At the same time, RFD is dealing with the impact of increased population growth and more wildfire exposure. Updated state mapping added more than 13,000 Riverside parcels into high-risk fire areas, reflecting exposure to wildfire incidents, evacuations, and multiple real-time emergency responses.
"We know that wildfire season is year-round now," Mayor Patricia Lock Dawson said. "We no longer have significant fires a few months of the year, they now come at any time."
AP Triton projects that annual call volume will continue to rise to 71,000 calls by 2035 and 83,000 calls by 2040. The study concluded that, without investments in staffing and resources, RFD will suffer from reduced unit availability, extended response times, and increased frequency and duration of system overload conditions.

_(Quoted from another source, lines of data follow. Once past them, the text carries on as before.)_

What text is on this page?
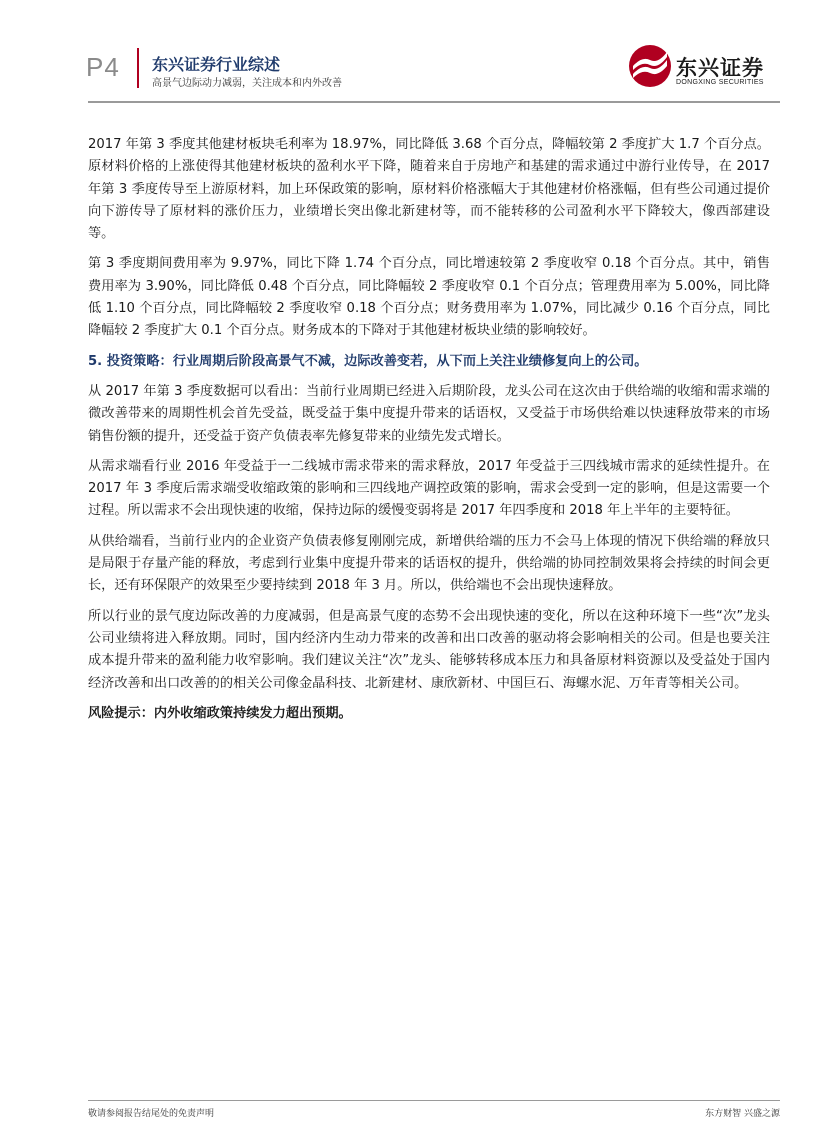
P4 东兴证券行业综述
高景气边际动力减弱，关注成本和内外改善
东兴证券
DONGXING SECURITIES

2017 年第 3 季度其他建材板块毛利率为 18.97%，同比降低 3.68 个百分点，降幅较第 2 季度扩大 1.7 个百分点。原材料价格的上涨使得其他建材板块的盈利水平下降，随着来自于房地产和基建的需求通过中游行业传导，在 2017 年第 3 季度传导至上游原材料，加上环保政策的影响，原材料价格涨幅大于其他建材价格涨幅，但有些公司通过提价向下游传导了原材料的涨价压力，业绩增长突出像北新建材等，而不能转移的公司盈利水平下降较大，像西部建设等。

第 3 季度期间费用率为 9.97%，同比下降 1.74 个百分点，同比增速较第 2 季度收窄 0.18 个百分点。其中，销售费用率为 3.90%，同比降低 0.48 个百分点，同比降幅较 2 季度收窄 0.1 个百分点；管理费用率为 5.00%，同比降低 1.10 个百分点，同比降幅较 2 季度收窄 0.18 个百分点；财务费用率为 1.07%，同比减少 0.16 个百分点，同比降幅较 2 季度扩大 0.1 个百分点。财务成本的下降对于其他建材板块业绩的影响较好。

5. 投资策略：行业周期后阶段高景气不减，边际改善变若，从下而上关注业绩修复向上的公司。

从 2017 年第 3 季度数据可以看出：当前行业周期已经进入后期阶段，龙头公司在这次由于供给端的收缩和需求端的微改善带来的周期性机会首先受益，既受益于集中度提升带来的话语权，又受益于市场供给难以快速释放带来的市场销售份额的提升，还受益于资产负债表率先修复带来的业绩先发式增长。

从需求端看行业 2016 年受益于一二线城市需求带来的需求释放，2017 年受益于三四线城市需求的延续性提升。在 2017 年 3 季度后需求端受收缩政策的影响和三四线地产调控政策的影响，需求会受到一定的影响，但是这需要一个过程。所以需求不会出现快速的收缩，保持边际的缓慢变弱将是 2017 年四季度和 2018 年上半年的主要特征。

从供给端看，当前行业内的企业资产负债表修复刚刚完成，新增供给端的压力不会马上体现的情况下供给端的释放只是局限于存量产能的释放，考虑到行业集中度提升带来的话语权的提升，供给端的协同控制效果将会持续的时间会更长，还有环保限产的效果至少要持续到 2018 年 3 月。所以，供给端也不会出现快速释放。

所以行业的景气度边际改善的力度减弱，但是高景气度的态势不会出现快速的变化，所以在这种环境下一些“次”龙头公司业绩将进入释放期。同时，国内经济内生动力带来的改善和出口改善的驱动将会影响相关的公司。但是也要关注成本提升带来的盈利能力收窄影响。我们建议关注“次”龙头、能够转移成本压力和具备原材料资源以及受益处于国内经济改善和出口改善的的相关公司像金晶科技、北新建材、康欣新材、中国巨石、海螺水泥、万年青等相关公司。

风险提示：内外收缩政策持续发力超出预期。

敬请参阅报告结尾处的免责声明	东方财智 兴盛之源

The department already is operating in an overload condition 26 percent of the time, with critical overload occurring 2 percent of the time. As call volume grows to an estimated 71,000 calls by 2035, overload conditions are projected to increase to 40 percent, and critical overload would double to 4 percent. By 2040, at approximately 83,000 calls per year, the system is projected to be overloaded more than half the time (54 percent), with critical overload occurring 6 percent of the time.
"We owe it to our residents and business community to take a hard look at this data and determine a path forward," Mayor Pro Tem Steven Robillard said. "We have an excellent fire department, and we need to ensure it has the personnel and tools to remain that way."